Trafik işaretleri çok düzenli. Herkes kesinlikle işaretlere uyuyor ve herkes acele edin diye kornaya basmıyor. Bütün yayalar karşıya yaya geçitlerini kullanarak geçiyor ve kesinlikle hiç bir yerde yaya geçidi olmayan yerden koşarak, yol kenarlarındaki demir parmaklıklar üzerinden zıplayarak geçmiyor.

Özellikle Almanya'da yolda üskünlük yayalarda. Ben bilmiyordum. Hep trafik ışıklarının yanmasını bekledim. Orada önce yayalar haklı; olabilir ki yayalardan biri veya birkaçı yaşlı, işitme veya görme engellidir. Yayaların her zaman engelli olma olasılığı vardır ancak engellilerden sürücü olamaz. Bu nedenlerden ötürü üstünlük yayalardadır her zaman.
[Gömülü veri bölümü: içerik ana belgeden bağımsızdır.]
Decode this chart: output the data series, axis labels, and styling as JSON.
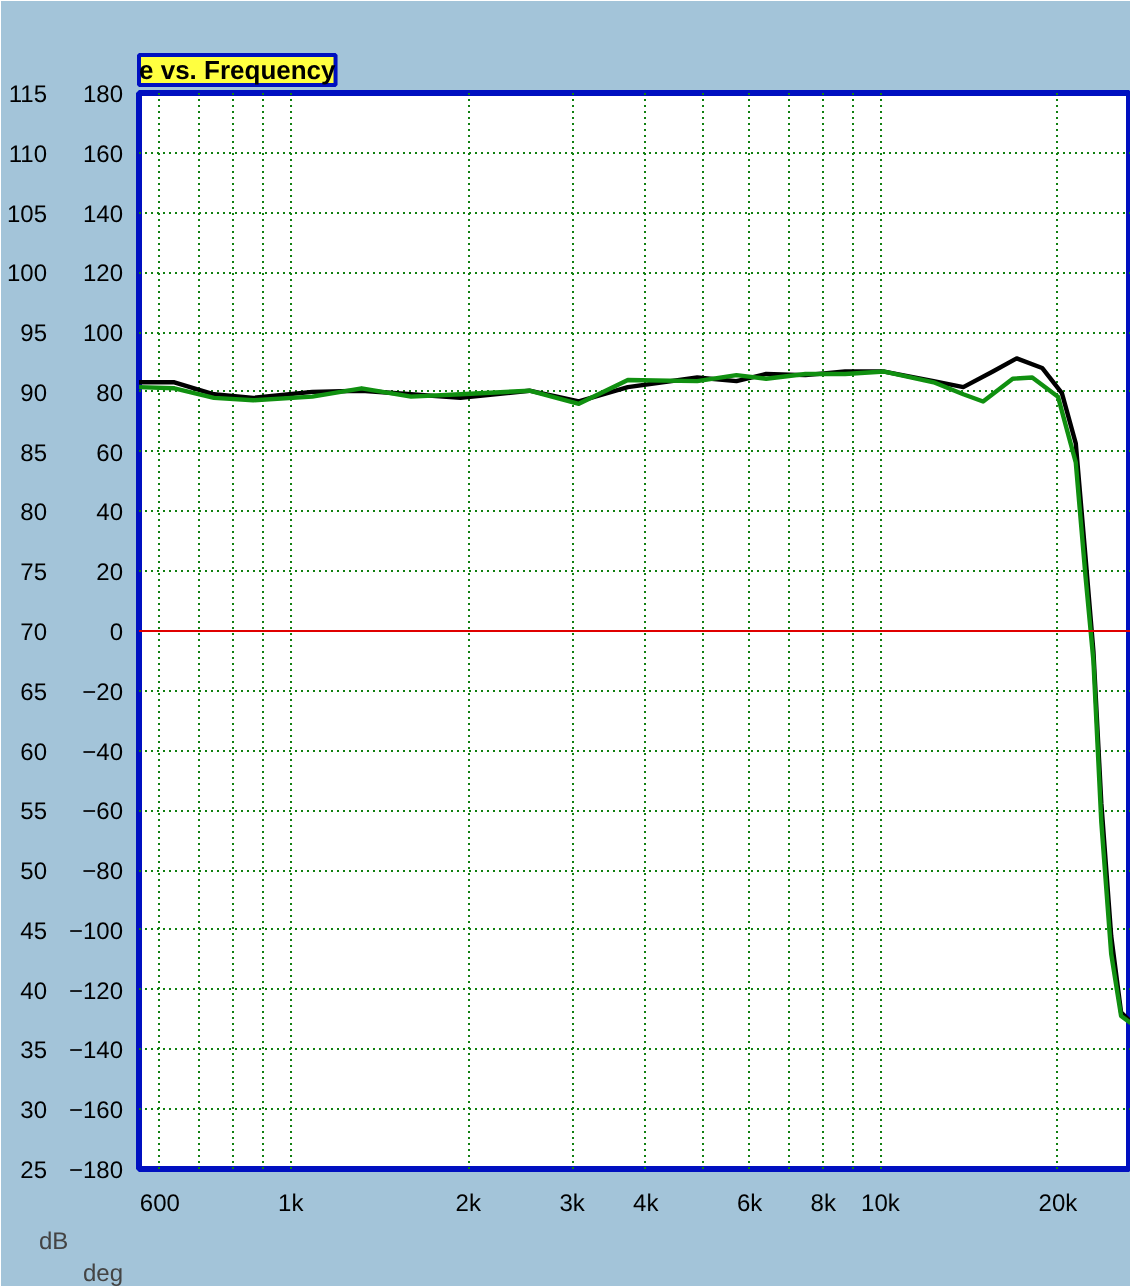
{
  "chart_data": {
    "type": "line",
    "title": "e vs. Frequency",
    "ylabel": "dB",
    "y2label": "deg",
    "log": "x",
    "grid": true,
    "line_style": "solid",
    "marker": "none",
    "xlim": [
      553,
      26600
    ],
    "xticks": [
      {
        "value": 600,
        "label": "600"
      },
      {
        "value": 700,
        "label": null
      },
      {
        "value": 800,
        "label": null
      },
      {
        "value": 900,
        "label": null
      },
      {
        "value": 1000,
        "label": "1k"
      },
      {
        "value": 2000,
        "label": "2k"
      },
      {
        "value": 3000,
        "label": "3k"
      },
      {
        "value": 4000,
        "label": "4k"
      },
      {
        "value": 5000,
        "label": null
      },
      {
        "value": 6000,
        "label": "6k"
      },
      {
        "value": 7000,
        "label": null
      },
      {
        "value": 8000,
        "label": "8k"
      },
      {
        "value": 9000,
        "label": null
      },
      {
        "value": 10000,
        "label": "10k"
      },
      {
        "value": 20000,
        "label": "20k"
      }
    ],
    "ylim": [
      25,
      115
    ],
    "yticks": [
      25,
      30,
      35,
      40,
      45,
      50,
      55,
      60,
      65,
      70,
      75,
      80,
      85,
      90,
      95,
      100,
      105,
      110,
      115
    ],
    "y2lim": [
      -180,
      180
    ],
    "y2ticks": [
      -180,
      -160,
      -140,
      -120,
      -100,
      -80,
      -60,
      -40,
      -20,
      0,
      20,
      40,
      60,
      80,
      100,
      120,
      140,
      160,
      180
    ],
    "ref_lines": [
      {
        "axis": "y",
        "value": 70,
        "color": "#e00000",
        "line_style": "solid"
      }
    ],
    "series": [
      {
        "color": "#000000",
        "x": [
          553,
          635,
          741,
          864,
          1088,
          1319,
          1600,
          1940,
          2540,
          3080,
          3730,
          4890,
          5700,
          6400,
          7460,
          8710,
          10150,
          12310,
          13820,
          15510,
          17020,
          18800,
          20310,
          21440,
          22270,
          22970,
          23690,
          24620,
          25590,
          26590
        ],
        "values": [
          90.8,
          90.8,
          89.8,
          89.5,
          90.0,
          90.1,
          89.8,
          89.5,
          90.1,
          89.2,
          90.4,
          91.2,
          90.9,
          91.5,
          91.4,
          91.7,
          91.7,
          90.9,
          90.4,
          91.7,
          92.8,
          92.0,
          89.9,
          85.7,
          76.2,
          68.3,
          55.6,
          44.5,
          38.1,
          37.3
        ]
      },
      {
        "color": "#109010",
        "x": [
          553,
          635,
          741,
          864,
          1088,
          1319,
          1600,
          1940,
          2540,
          3080,
          3730,
          4890,
          5700,
          6400,
          7460,
          8710,
          10150,
          12310,
          13820,
          14930,
          16760,
          18090,
          20000,
          21440,
          22270,
          22970,
          23690,
          24620,
          25590,
          26590
        ],
        "values": [
          90.4,
          90.3,
          89.5,
          89.3,
          89.6,
          90.3,
          89.6,
          89.8,
          90.1,
          89.0,
          91.0,
          90.9,
          91.4,
          91.1,
          91.5,
          91.5,
          91.7,
          90.8,
          89.8,
          89.2,
          91.1,
          91.2,
          89.6,
          84.1,
          74.6,
          67.5,
          54.0,
          43.0,
          37.8,
          37.2
        ]
      }
    ]
  }
}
Bazı yollar ve sokaklar, özellikle tarihi bölgeler motorlu araçlardan arındırılmış, yalnızca yayaların gezinebileceği sessiz sakin gezinti alanlarına dönüştürülmüş. Önüme aniden bir araba çıkar mı korkusu olmadan rahatlıkla gezinebiliyorsunuz. Yollar motorlu araçların gereksinimlerine göre değil, yayaların gereksinimlerine göre düzenlenmiş. Çocuklar, yaşlılar ve engelliler hiç bir yardıma gereksinimleri olmadan yoldan güvenle geçebiliyorlar.

Trafik lambası düğmeleri engelli ve çocukların erişebilecekleri yükseklikte. Bazı bölgelerde düğmeye basıyorsunuz, bütün trafik durup sizi bekliyor. kırmızı ışıkta yol boşken bile hiç bir kimse geçmiyor.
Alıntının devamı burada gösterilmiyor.